My partner and I went there the other day. The store is a slick tech outpost that seems inspired by Apple's retail stores. Along the walls are lots and lots of mobile phones and handheld computers for you to play with - all powered up, with each devices phone number posted next to it so you can actually call it and see what happens. There are computers where you can browse for information about AT&T services. Deeper into the store there are big screen TVs demoing AT&T's IP television service, U-Verse. And there are people there you can talk to about home services like DSL.
But the proof is in what happens when you try to actually interact with the company, and I didn't expect much; companies get this wrong way too often. I was there because I wanted to upgrade from a regular phone to a handheld device that would let me get my email, use the web, and so on. I'd done my homework online already, and knew what I wanted (a Samsung Blackjack). But the web site was full of warnings that special online pricing is only available through the web site, so I wondered, would I be able to get it in the store at the same price and walk out the door with it?
A pleasant surprise - yes. The whole transaction took about fifteen minutes. Score one for AT&T.
My partner was not so fortunate. His issue: he did just such an upgrade a month ago, and he loves his new handheld (a bulkier AT&T-branded device designed for total road warriors), but has been unable to send or receive SMS and MMS messages on it.
This is where the wheels came off. After figuring out that part of the issue was the way the account was set up when he upgraded, it became clear there was a hardware issue. After a two-hour journey through troubleshooting hell, it became obvious that the hardware needed to be swapped out.
Here's where things went horribly wrong: because he bought the device 32 days ago, they would not simply grab a new one out of store stock and give it to him. They insisted on sending him a new one and having him ship the old one back. (Had we gotten there three days earlier, they would have swapped it out on the spot.)
Dumb, dumb, dumb. From our point of view, AT&T was going to replace the device. What's the difference between the trade happening instantly inside a retail outlet, versus via FedEx? Nothing, except that in the latter case, it's a pain in the neck for him, and AT&T has to pay for shipping.
But the store staff was quite insistent that they had to do things the more expensive and annoying way. Worse still, they handed him a store land line and told him he had to call and set it up. So an AT&T employee was standing in the store saying, "I can't help you, call one of my coworkers (while standing here in a loud store) and do it yourself."
He asked for the manager who said, "I cannot give you a new phone today." He said, "I paid $400 for this and you can't help me?" and he said, "It doesn't matter what you paid..."
Wrong.
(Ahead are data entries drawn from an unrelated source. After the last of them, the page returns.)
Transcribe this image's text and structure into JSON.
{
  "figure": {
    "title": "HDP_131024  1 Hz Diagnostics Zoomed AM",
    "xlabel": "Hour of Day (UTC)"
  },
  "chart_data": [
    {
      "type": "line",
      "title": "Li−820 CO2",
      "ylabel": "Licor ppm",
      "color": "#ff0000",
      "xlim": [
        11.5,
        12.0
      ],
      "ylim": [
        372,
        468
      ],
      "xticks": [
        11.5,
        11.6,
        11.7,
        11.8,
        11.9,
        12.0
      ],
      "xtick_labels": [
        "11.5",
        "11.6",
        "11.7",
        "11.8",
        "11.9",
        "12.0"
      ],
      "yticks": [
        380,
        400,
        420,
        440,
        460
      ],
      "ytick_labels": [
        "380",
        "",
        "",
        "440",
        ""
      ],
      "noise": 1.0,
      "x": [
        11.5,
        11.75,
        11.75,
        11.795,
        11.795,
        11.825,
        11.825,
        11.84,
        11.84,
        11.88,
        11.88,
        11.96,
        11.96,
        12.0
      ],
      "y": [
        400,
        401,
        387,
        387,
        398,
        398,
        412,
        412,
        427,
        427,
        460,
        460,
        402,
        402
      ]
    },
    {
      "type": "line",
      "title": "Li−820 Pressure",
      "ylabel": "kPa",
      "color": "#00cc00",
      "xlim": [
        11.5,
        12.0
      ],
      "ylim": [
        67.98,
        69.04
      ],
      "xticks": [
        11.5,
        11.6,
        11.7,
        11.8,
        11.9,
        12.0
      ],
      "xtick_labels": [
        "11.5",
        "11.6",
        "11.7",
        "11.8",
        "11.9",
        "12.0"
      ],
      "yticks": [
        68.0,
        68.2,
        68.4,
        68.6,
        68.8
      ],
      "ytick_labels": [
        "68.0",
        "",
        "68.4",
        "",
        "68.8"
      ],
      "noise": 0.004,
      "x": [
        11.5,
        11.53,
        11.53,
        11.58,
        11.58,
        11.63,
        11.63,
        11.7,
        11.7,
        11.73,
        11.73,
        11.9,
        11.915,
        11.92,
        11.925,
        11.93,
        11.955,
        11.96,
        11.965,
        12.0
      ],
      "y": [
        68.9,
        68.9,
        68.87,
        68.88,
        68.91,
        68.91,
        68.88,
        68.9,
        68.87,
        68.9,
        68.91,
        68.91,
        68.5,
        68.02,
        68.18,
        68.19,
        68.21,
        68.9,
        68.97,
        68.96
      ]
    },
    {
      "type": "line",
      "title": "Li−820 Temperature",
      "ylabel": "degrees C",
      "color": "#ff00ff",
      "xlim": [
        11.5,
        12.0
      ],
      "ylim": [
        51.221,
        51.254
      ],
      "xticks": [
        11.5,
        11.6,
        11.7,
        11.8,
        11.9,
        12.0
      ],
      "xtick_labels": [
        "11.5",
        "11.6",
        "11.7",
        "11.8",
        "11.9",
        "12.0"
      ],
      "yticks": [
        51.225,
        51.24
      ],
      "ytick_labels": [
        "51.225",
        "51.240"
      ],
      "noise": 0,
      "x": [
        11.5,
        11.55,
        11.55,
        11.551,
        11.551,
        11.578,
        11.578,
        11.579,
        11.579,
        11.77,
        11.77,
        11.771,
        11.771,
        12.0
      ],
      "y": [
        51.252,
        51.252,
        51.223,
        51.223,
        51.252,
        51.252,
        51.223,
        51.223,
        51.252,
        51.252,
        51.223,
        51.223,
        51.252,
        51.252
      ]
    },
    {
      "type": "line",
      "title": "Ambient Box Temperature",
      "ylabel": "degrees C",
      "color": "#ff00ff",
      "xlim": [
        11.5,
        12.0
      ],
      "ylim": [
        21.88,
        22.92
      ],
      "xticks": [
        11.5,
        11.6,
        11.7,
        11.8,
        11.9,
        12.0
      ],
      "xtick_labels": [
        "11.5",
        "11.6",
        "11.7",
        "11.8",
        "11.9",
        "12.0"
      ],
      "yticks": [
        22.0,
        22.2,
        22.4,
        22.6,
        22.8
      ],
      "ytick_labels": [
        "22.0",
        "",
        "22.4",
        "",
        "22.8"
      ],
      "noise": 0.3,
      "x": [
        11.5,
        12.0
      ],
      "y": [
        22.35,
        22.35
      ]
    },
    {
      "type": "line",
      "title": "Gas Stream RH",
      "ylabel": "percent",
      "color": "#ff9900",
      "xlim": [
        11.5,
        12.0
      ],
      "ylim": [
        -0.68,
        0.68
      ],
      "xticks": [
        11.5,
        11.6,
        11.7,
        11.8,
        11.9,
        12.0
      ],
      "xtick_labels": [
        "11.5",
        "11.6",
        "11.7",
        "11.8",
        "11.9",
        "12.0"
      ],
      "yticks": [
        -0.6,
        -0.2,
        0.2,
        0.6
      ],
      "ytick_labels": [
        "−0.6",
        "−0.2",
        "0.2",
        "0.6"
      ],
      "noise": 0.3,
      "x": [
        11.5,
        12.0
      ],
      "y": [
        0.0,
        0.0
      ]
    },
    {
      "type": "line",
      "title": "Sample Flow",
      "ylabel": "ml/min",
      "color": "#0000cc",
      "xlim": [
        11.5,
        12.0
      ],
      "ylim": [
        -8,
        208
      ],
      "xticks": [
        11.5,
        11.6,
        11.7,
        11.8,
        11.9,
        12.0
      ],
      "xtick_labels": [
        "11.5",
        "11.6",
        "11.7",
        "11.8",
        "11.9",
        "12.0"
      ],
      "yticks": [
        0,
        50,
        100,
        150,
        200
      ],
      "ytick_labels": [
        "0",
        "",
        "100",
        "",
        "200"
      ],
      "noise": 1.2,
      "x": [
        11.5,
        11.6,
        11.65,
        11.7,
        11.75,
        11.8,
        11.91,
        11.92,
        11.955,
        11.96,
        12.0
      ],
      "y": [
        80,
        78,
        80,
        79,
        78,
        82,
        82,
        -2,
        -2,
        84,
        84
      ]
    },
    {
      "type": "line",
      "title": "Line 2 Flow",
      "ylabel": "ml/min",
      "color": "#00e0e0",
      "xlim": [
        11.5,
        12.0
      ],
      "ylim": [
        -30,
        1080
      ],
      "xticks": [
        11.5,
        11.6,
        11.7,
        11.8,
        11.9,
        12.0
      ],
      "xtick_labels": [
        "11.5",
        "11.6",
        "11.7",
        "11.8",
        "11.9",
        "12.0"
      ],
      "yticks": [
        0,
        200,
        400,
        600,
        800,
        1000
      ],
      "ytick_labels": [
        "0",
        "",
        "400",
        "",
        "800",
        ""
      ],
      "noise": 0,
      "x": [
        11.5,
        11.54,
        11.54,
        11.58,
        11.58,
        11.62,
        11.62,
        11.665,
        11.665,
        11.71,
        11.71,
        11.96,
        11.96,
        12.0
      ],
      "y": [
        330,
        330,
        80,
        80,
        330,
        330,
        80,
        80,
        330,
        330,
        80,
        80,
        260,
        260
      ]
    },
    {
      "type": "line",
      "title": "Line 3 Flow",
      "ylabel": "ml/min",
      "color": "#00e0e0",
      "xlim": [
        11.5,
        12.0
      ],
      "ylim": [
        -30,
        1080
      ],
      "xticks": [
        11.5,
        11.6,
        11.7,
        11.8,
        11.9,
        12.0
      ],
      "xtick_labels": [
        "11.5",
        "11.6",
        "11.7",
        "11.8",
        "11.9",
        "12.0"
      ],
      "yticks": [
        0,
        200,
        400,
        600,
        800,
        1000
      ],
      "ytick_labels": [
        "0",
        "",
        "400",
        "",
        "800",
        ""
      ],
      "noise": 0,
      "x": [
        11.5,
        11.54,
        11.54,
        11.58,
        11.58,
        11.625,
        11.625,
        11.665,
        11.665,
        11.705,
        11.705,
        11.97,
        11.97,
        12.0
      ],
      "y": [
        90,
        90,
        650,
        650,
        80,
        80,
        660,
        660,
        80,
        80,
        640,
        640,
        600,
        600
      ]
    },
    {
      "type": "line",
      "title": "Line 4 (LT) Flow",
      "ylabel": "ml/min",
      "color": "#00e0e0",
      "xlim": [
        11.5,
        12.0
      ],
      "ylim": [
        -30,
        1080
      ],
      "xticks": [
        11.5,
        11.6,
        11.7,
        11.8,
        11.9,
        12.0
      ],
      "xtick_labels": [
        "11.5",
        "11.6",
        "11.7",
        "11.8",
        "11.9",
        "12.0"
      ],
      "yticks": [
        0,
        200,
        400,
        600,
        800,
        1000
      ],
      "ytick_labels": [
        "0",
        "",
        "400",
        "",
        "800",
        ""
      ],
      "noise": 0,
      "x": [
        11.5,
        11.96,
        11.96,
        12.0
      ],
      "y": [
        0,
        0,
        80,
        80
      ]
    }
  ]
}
A customer who drops $400 on new hardware and adds $40/month for a data plan is more important than one who got a free phone for signing up and spends $29 per month. Those customers buy more from you. You should treat them as more valuable, because if they walk, you will lose more.
Just to make it worse, when he did make the call in the store (what else was he going to do?) he was put on hold. He gave up; we were hungry and tired and hadn't planned on spending two hours there. The phone call could be made from home.
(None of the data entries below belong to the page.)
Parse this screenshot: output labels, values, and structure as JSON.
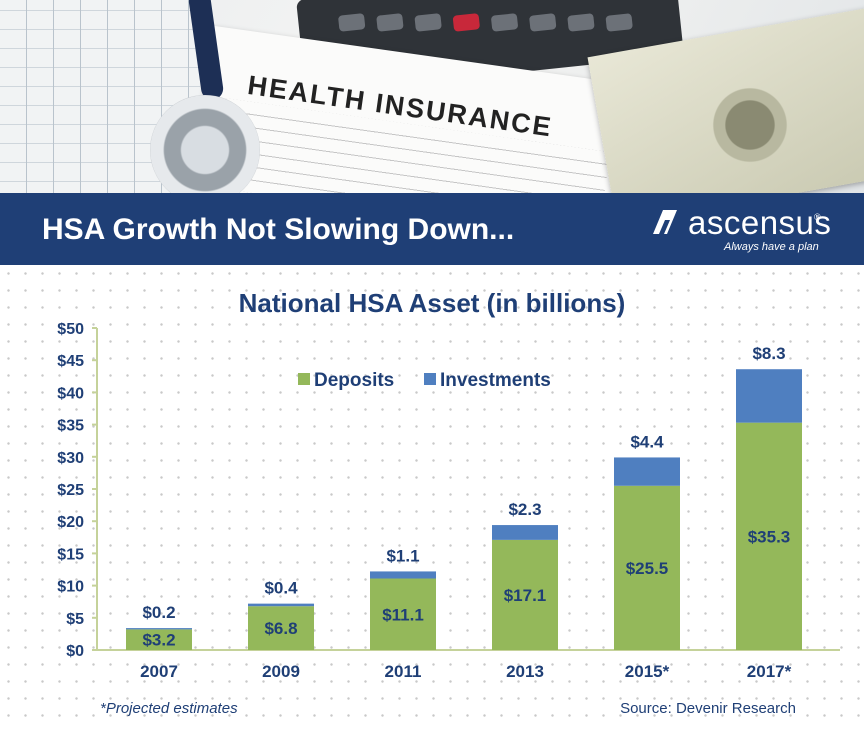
{
  "header": {
    "title": "HSA Growth Not Slowing Down...",
    "brand": {
      "name": "ascensus",
      "registered": "®",
      "tagline": "Always have a plan"
    },
    "photo": {
      "form_title": "HEALTH INSURANCE"
    }
  },
  "colors": {
    "navy": "#1f3f76",
    "deposits": "#94b85a",
    "investments": "#4f7fc0",
    "axis": "#c5d29a"
  },
  "chart_data": {
    "type": "bar",
    "stacked": true,
    "title": "National HSA Asset (in billions)",
    "xlabel": "",
    "ylabel": "",
    "categories": [
      "2007",
      "2009",
      "2011",
      "2013",
      "2015*",
      "2017*"
    ],
    "series": [
      {
        "name": "Deposits",
        "values": [
          3.2,
          6.8,
          11.1,
          17.1,
          25.5,
          35.3
        ],
        "labels": [
          "$3.2",
          "$6.8",
          "$11.1",
          "$17.1",
          "$25.5",
          "$35.3"
        ]
      },
      {
        "name": "Investments",
        "values": [
          0.2,
          0.4,
          1.1,
          2.3,
          4.4,
          8.3
        ],
        "labels": [
          "$0.2",
          "$0.4",
          "$1.1",
          "$2.3",
          "$4.4",
          "$8.3"
        ]
      }
    ],
    "yticks": [
      0,
      5,
      10,
      15,
      20,
      25,
      30,
      35,
      40,
      45,
      50
    ],
    "ytick_labels": [
      "$0",
      "$5",
      "$10",
      "$15",
      "$20",
      "$25",
      "$30",
      "$35",
      "$40",
      "$45",
      "$50"
    ],
    "ylim": [
      0,
      50
    ],
    "grid": false,
    "legend": "top-center"
  },
  "footer": {
    "note": "*Projected estimates",
    "source": "Source: Devenir Research"
  }
}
I give AT&T credit for getting their retail and web channels in sync. But the rest of the story was such a sequence of amateur errors.
- To your customer, all channels are still you. Let the customer choose the convenient way to do business.
- When things go wrong and the customer really has no options, it's the wrong time to treat them badly. They'll remember. If you shine then, you'll have a loyal, happy customer.
- Give front line employees (like that store manager) the authority to make customers happy. Had that manager been allowed to do the swap on the spot, he would have saved money for AT&T and made a customer who spends a lot with them happy. Instead, everybody's miserable.
Meanwhile, I'm happy with my new Blackjack except... I can't send or receive SMS or MMS messages. I think something's wrong in the account upgrade process... which means, now I get to call customer support. Whee!